Our first task was to come up with a new visual design that distilled and simplified the app's navigation and UI elements. In our creative iterations, we really liked the concept of making light & shadow a key facet to the experience. We wanted users to play with light, shadow, and color both in the real world and inside the app. We wanted the real world and the app to be mirrored, so naturally, light became a key visual concept. With our creative conclusion, we discovered not only a visual theme, but we were able to design an app experience that communicated more clearly.
Coincidentally, we started this project around the time Google published its Material Design principles.

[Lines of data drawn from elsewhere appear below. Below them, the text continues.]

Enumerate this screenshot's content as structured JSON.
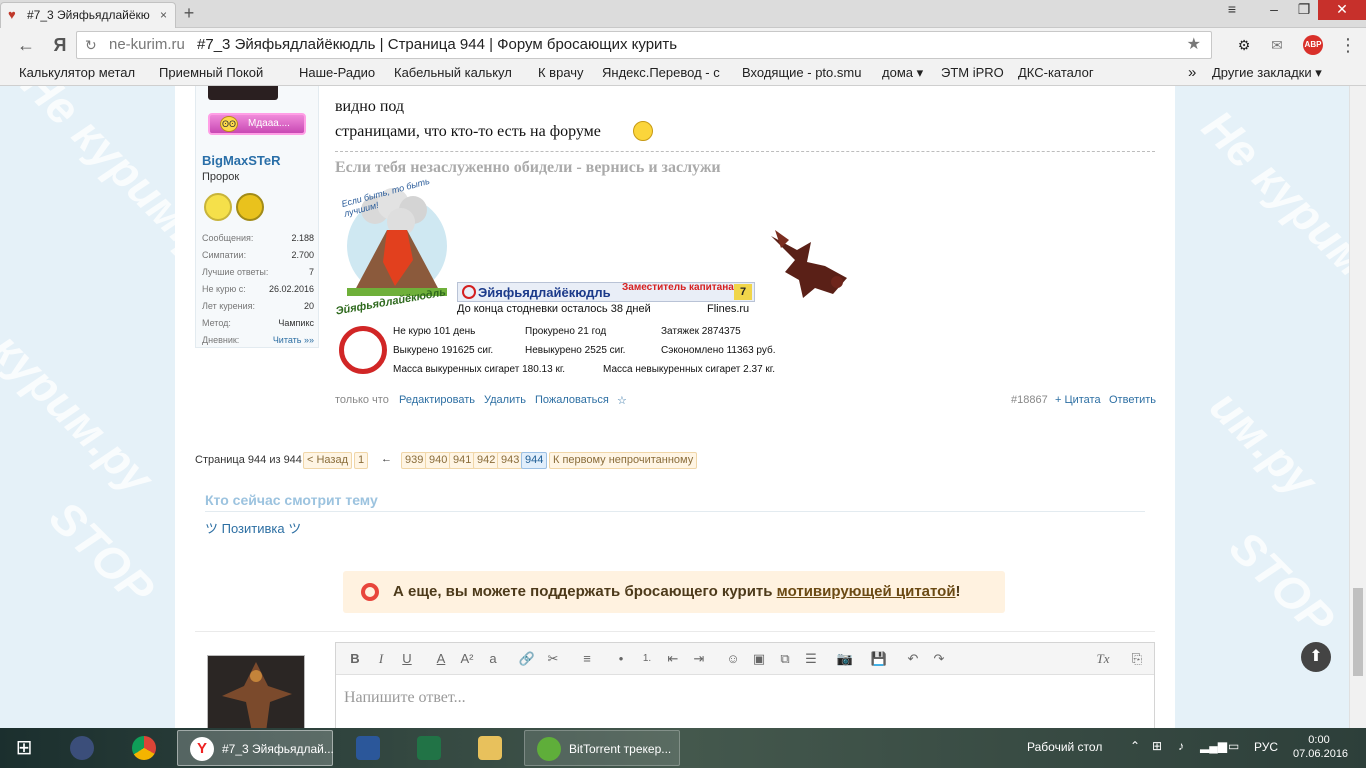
{
  "browser": {
    "tab_title": "#7_3 Эйяфьядлайёкю",
    "address_domain": "ne-kurim.ru",
    "address_path": "#7_3 Эйяфьядлайёкюдль | Страница 944 | Форум бросающих курить",
    "bookmarks": [
      "Калькулятор метал",
      "Приемный Покой",
      "Наше-Радио",
      "Кабельный калькул",
      "К врачу",
      "Яндекс.Перевод - с",
      "Входящие - pto.smu",
      "дома ▾",
      "ЭТМ iPRO",
      "ДКС-каталог"
    ],
    "bookmarks_more": "»",
    "other_bookmarks": "Другие закладки ▾",
    "abp_label": "ABP",
    "tab_close": "×",
    "newtab": "+"
  },
  "watermark": [
    "Не курим.ру",
    "STOP",
    "курим.ру",
    "Не курим",
    "им.ру",
    "STOP"
  ],
  "sidebar": {
    "mood_label": "Мдааа....",
    "username": "BigMaxSTeR",
    "rank": "Пророк",
    "stats": [
      {
        "label": "Сообщения:",
        "value": "2.188"
      },
      {
        "label": "Симпатии:",
        "value": "2.700"
      },
      {
        "label": "Лучшие ответы:",
        "value": "7"
      },
      {
        "label": "Не курю с:",
        "value": "26.02.2016"
      },
      {
        "label": "Лет курения:",
        "value": "20"
      },
      {
        "label": "Метод:",
        "value": "Чампикс"
      },
      {
        "label": "Дневник:",
        "value": "Читать »»"
      }
    ]
  },
  "post": {
    "line1": "видно под",
    "line2": "страницами, что кто-то есть на форуме",
    "signature": "Если тебя незаслуженно обидели - вернись и заслужи",
    "volcano_caption": "Если быть, то быть лучшим!",
    "volcano_brand": "Эйяфьядлайёкюдль",
    "banner_title": "Эйяфьядлайёкюдль",
    "banner_role": "Заместитель капитана",
    "banner_level": "7",
    "countdown": "До конца стодневки осталось 38 дней",
    "site": "Flines.ru",
    "stats": [
      "Не курю 101 день",
      "Прокурено 21 год",
      "Затяжек 2874375",
      "Выкурено 191625 сиг.",
      "Невыкурено 2525 сиг.",
      "Сэкономлено 11363 руб.",
      "Масса выкуренных сигарет 180.13 кг.",
      "Масса невыкуренных сигарет 2.37 кг."
    ],
    "actions": {
      "time": "только что",
      "edit": "Редактировать",
      "delete": "Удалить",
      "report": "Пожаловаться",
      "star": "☆",
      "post_no": "#18867",
      "quote": "+ Цитата",
      "reply": "Ответить"
    }
  },
  "pagination": {
    "label": "Страница 944 из 944",
    "prev": "< Назад",
    "first": "1",
    "arrow": "←",
    "pages": [
      "939",
      "940",
      "941",
      "942",
      "943",
      "944"
    ],
    "current": "944",
    "unread": "К первому непрочитанному"
  },
  "watching": {
    "title": "Кто сейчас смотрит тему",
    "user": "ツ Позитивка ツ"
  },
  "promo": {
    "text_before": "А еще, вы можете поддержать бросающего курить ",
    "link": "мотивирующей цитатой",
    "text_after": "!"
  },
  "editor": {
    "placeholder": "Напишите ответ...",
    "tools": [
      "B",
      "I",
      "U",
      "A",
      "A²",
      "a",
      "🔗",
      "✂",
      "≡",
      "•",
      "1.",
      "⇤",
      "⇥",
      "☺",
      "▣",
      "⧉",
      "☰",
      "📷",
      "💾",
      "↶",
      "↷",
      "Tx",
      "⎘"
    ]
  },
  "taskbar": {
    "yandex_title": "#7_3 Эйяфьядлай...",
    "torrent_title": "BitTorrent трекер...",
    "desktop": "Рабочий стол",
    "lang": "РУС",
    "time": "0:00",
    "date": "07.06.2016"
  },
  "colors": {
    "link": "#2d6fa3",
    "page_bg": "#e5f1f8",
    "promo_bg": "#fff2e0",
    "close_button": "#c7302b"
  }
}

Since Hue Pro, in its first iteration was an Android application, we were asked to imbue those concepts into the experience. The timing couldn't have been better. Material happened to be a great concept and medium in our theme of light, shadow, and color. We borrowed the concept by layering components of the app's UI, e.g. top navigation bar, secondary navigation, and body content, so that the app could clarify information hierarchy.
The light bulbs, serving as the reason for Hue Pro's existence, also became a fixture in the experience. We leaned heavily on skeuomorphic design to mirror our virtual light bulbs with their real-world counterparts. When the real light bulbs were turned off, our digital versions should look like them. They should also dim and brighten exactly like their real-world counter parts.
After weeks of designs, we shipped numerous high-fidelity wireframes that conveyed an entirely new app experience. Our designs were then developed and released in the Play store in 2015, and then they served as visual blueprints for the iOS version that came out months later.